Putting Politics Aside, Can We All Come Together to Fight Climate Change?

All the leaders of the world may have opposing views on a lot of things, but one thing they do have in common is they all have the power and the means to tackle climate change.  World class scientists, philosophers, and religious leaders all met recently at a special event to discuss this very issue and how we can put politics aside and come together to support the fight in global warming.

The event was part of the 2017 European Capacity Building Initiative (ECBI) Oxford Seminar held at the Natural History Museum, University of Oxford, United Kingdom.  Strategically named, ‘We Meet Again!’, the event was very reminiscent of the famous ‘Oxford Evolution Debate’ of 1860.

One of the key speakers of the event was the Rt. Revd. Dr. Steven Croft, Bishop of Oxford.  He talked about how faith-based communities could help in preventing climate change as well as how it’s vital that those involved in making climate change decisions consider these different groups.  “Faith communities know how to take action for change and how to mobilize others to achieve common goals,” confirmed Croft.  “These groups are places where small groups of thoughtful and committed citizens are found.  They have significant influence, a natural compassion for the earth and a sense of being part of a global community.”

Professor Sir Brian Hoskins, Director of the Grantham Institute for Climate Change at Imperial College London, was another of the event’s key speakers and he talked about why scientists shouldn’t be intimidated.  “As scientists, we must continue to search for evidence-based answers and share the results of our work with a wide, diverse audience – not just our peers, opinion formers, or politicians but ordinary people, without either exaggeration or understatement,” he commented.  “We have to recognize that how these messages are received is directly influenced by the values and beliefs of the audience.  As scientists, we must recognize that we are also influenced by our values and beliefs.  We need to find common ground and a starting point for conversation.  Then we must position the best science and research-led evidence at the fore-front of this climate change conversation.”

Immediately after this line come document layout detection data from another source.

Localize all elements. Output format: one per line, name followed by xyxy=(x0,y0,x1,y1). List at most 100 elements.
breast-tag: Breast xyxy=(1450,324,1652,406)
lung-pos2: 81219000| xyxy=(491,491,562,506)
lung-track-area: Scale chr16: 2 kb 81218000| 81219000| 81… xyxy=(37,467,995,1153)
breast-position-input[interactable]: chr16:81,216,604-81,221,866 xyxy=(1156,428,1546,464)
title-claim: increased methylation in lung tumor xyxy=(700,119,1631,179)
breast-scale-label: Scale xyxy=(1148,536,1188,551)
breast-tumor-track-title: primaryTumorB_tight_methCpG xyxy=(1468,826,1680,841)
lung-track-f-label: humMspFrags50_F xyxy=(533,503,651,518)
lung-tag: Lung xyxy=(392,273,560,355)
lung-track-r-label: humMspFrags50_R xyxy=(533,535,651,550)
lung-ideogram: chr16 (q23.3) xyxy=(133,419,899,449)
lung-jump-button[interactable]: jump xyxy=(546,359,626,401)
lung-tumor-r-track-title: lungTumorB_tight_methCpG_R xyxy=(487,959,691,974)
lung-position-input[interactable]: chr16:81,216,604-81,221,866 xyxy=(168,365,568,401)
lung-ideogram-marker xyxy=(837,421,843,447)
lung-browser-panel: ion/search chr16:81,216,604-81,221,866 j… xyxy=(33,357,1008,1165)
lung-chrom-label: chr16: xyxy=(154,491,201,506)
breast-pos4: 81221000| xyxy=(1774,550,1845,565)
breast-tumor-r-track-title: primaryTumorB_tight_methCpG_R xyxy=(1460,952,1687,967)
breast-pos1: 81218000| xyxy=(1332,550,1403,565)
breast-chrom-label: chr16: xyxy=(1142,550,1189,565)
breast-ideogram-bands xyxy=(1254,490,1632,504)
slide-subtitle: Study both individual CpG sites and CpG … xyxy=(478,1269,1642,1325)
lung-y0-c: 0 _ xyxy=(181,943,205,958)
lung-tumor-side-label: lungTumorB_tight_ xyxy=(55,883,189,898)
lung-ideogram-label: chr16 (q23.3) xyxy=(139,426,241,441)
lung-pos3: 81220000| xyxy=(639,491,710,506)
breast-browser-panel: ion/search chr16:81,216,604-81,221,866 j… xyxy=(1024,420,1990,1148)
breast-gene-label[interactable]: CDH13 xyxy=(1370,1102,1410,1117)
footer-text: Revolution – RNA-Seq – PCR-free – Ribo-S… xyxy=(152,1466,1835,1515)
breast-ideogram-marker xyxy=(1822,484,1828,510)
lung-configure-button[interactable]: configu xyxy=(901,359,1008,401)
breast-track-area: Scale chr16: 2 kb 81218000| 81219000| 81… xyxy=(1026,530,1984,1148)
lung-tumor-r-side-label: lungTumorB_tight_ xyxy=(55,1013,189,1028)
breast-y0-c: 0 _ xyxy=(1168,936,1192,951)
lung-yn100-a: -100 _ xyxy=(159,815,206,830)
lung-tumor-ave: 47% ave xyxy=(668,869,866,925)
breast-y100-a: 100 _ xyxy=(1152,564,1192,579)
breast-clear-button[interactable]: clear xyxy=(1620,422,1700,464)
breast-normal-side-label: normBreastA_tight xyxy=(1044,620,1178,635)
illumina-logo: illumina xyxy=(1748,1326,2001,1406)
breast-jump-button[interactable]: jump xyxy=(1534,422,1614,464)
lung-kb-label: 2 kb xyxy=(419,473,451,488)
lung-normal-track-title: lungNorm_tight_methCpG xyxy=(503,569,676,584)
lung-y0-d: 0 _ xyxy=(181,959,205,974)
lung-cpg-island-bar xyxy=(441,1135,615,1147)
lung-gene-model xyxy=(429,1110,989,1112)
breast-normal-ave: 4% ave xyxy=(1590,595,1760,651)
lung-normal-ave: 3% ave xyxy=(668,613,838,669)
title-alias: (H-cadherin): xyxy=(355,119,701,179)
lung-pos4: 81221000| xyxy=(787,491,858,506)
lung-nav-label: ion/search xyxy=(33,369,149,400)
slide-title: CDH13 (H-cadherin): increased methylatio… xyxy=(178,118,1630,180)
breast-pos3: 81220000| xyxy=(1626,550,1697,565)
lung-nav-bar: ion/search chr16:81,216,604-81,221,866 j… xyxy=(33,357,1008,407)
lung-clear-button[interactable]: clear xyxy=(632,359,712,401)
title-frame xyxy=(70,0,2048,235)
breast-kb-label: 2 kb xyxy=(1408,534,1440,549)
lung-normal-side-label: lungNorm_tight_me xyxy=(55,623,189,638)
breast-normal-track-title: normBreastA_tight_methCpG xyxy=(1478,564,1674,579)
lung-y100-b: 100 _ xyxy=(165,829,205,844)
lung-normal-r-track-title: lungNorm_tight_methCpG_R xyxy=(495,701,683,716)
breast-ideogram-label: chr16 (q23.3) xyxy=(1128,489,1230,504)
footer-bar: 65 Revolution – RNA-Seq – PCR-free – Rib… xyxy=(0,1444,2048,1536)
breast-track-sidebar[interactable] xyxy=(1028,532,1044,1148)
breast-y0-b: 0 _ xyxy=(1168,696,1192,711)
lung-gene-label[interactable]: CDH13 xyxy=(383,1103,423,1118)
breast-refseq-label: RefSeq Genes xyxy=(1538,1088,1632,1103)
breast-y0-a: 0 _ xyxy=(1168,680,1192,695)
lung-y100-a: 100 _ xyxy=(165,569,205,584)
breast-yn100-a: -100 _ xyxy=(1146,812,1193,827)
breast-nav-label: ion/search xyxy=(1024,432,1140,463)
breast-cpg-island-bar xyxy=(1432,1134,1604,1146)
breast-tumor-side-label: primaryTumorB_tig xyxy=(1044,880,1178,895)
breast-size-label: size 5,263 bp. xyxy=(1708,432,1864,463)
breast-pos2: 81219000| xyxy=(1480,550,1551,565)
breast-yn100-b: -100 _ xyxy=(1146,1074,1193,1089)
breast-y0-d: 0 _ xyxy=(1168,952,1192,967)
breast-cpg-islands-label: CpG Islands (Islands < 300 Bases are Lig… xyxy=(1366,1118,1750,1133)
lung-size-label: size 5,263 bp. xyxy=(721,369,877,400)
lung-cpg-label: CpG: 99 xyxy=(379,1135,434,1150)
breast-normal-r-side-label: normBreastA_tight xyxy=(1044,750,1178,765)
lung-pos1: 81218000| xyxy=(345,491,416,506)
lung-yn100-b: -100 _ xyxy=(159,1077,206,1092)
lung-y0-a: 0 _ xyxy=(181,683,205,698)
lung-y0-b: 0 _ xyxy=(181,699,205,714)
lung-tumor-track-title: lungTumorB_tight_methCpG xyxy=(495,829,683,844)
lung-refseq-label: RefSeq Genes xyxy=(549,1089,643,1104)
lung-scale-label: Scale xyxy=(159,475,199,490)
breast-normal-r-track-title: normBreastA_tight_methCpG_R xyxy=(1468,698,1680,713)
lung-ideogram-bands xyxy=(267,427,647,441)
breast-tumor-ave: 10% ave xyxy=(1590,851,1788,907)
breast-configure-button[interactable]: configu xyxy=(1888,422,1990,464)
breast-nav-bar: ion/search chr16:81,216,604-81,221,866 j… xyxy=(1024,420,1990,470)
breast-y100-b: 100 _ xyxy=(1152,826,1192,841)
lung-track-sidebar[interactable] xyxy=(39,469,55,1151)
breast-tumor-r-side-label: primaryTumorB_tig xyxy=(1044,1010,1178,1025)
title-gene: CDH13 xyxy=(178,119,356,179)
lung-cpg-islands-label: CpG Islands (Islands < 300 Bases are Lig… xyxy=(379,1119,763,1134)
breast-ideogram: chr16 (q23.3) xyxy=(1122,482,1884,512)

Another important speaker was Professor Benito Muller, Director of the ECBI, and a member of the Oxford University Philosophy Faculty, speaking on behalf of philosophers and how they can help in the fight against climate change.  He believes that philosophers have an important role to play when it comes to finding the truth among nonsense.  “Academic thinkers and philosophers have a duty to stand up for critical thought and the truth, to counter the current tide of ‘alternative facts’ and ‘post-truth’ politics.”  Concluding the discussion was Director of the Natural History Museum, Professor Paul Smith.  “In today’s society, Arctic research is more valuable than ever.  The reasons for this will vary from field to field, but climate change is currently at its most exaggerated in polar areas,” said Smith.  “We live in a time where the value of science is constantly being questioned and undercut, it has never been more important for us as scientists to perform our jobs well, deliver accurate research and clearly communicating the findings.  The consequences of not doing so are catastrophic.